I’m not sure if there is already an existing solution or proposal for this (the closest thing I saw was https://peps.python.org/pep-0698/ but it is not quite the thing I need. I also, tried to achieve something with ParamSpec and Concatenate but it didn’t quite work for me either), but i encounter this problem quite a lot.
Whenever I create a class or a function, I like to have full documentation and annotations for each parameter to ease the work of users when using it. The users can have autocompletion from their IDE and a convinient popup with the parameter documentation as they are writing the values.
However, when inheriting from the class (in order to add additional attributes) or wrapping the function (once again, to add an additional parameter).
I would need to either:
copy and paste every single parameter annotation and documentation onto the new function, which causes code duplications and a large risk of outdated documentation whenever changes are done to the original signature.
Define the original parameters as *args, **kwargs and refering the user to a separate documentation in which case, the user loses the convinience of having the relveant information infront of their eyes as they are using the new function. (After all, IDEs have no way of knowing that these dynamic parameters exist solely to be passed down to the original function)
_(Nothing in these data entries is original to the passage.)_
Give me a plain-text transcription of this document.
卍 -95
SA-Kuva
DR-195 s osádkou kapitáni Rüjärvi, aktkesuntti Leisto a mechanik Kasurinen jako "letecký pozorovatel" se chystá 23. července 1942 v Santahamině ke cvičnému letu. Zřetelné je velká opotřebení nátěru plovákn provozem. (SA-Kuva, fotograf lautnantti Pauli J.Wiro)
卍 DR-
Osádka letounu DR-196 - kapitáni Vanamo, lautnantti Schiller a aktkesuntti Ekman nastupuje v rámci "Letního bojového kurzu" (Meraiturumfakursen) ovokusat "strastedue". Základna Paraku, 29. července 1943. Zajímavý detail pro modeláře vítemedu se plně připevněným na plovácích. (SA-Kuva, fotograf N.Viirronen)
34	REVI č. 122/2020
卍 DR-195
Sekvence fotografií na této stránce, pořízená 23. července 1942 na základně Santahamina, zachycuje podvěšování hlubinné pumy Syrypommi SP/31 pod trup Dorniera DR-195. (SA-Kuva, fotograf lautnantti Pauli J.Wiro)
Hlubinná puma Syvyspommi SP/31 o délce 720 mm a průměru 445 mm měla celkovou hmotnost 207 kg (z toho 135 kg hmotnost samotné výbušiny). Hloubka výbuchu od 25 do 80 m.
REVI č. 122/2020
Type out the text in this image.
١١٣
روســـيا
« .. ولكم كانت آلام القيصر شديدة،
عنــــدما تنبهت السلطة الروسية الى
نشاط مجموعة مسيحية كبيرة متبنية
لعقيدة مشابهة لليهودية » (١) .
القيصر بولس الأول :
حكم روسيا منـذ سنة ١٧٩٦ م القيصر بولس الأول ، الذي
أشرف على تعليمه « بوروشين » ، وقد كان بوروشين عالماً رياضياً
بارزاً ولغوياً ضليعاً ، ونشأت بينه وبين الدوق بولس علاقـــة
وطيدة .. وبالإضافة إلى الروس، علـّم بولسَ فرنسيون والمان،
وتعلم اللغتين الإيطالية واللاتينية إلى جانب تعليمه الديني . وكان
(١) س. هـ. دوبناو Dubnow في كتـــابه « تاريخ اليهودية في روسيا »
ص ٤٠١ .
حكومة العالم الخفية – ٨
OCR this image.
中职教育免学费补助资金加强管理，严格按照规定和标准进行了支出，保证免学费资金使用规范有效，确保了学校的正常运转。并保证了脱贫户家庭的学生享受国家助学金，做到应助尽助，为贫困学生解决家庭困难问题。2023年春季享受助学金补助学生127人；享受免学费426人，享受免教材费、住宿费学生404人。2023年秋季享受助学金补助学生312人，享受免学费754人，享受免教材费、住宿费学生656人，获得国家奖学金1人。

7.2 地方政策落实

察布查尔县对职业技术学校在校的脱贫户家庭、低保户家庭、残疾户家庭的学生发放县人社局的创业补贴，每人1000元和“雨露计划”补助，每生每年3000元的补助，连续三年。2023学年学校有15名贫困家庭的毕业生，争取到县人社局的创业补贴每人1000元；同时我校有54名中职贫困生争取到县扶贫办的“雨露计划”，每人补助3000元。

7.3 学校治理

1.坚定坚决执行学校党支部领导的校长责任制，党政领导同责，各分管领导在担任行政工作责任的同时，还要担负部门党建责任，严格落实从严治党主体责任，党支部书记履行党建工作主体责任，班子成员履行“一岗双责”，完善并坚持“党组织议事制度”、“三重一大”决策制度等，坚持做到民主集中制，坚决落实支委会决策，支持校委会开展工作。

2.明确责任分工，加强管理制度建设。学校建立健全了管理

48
I suggest we have some kind of an
@extends decorator, similar to the
@wraps decorator in functools, which can be used as follows:
class A: def __init__(self, param1: int, param2: str): """ :param param1: Documentation for param1 :param param2: Documentation for param2 """ pass class B(A): @extends(A.__init__) def __init__(self, param3: int, *args, **kwargs): """ :param param3: Documentation for param3 """ super().__init__(*args, **kwargs)
The usage of the decorator will tell IDE’s that the decorated function is expecting to receive the exact same arguments of the original function (documentation, and annotations are the exact same), but with the addition of the new static parameters. IDE’s will be able to show the combined documentation and annotations of all the parameters, and would be able to warn when a incorrect dynamic parameter is passed (when the parameter doesn’t belong to the original function or the wrapped function.)
The decorator is meant to specifically be used when there are absolutly nothing done with the dynamic parameters except for passing them on to the original callable. Any other usage could be result in a warning.
There are some edge cases in regards to positional only arguments, but we can either forbid cases that cause ambiguity or forbid their usage with the decorator alltogether for simplicitly sake.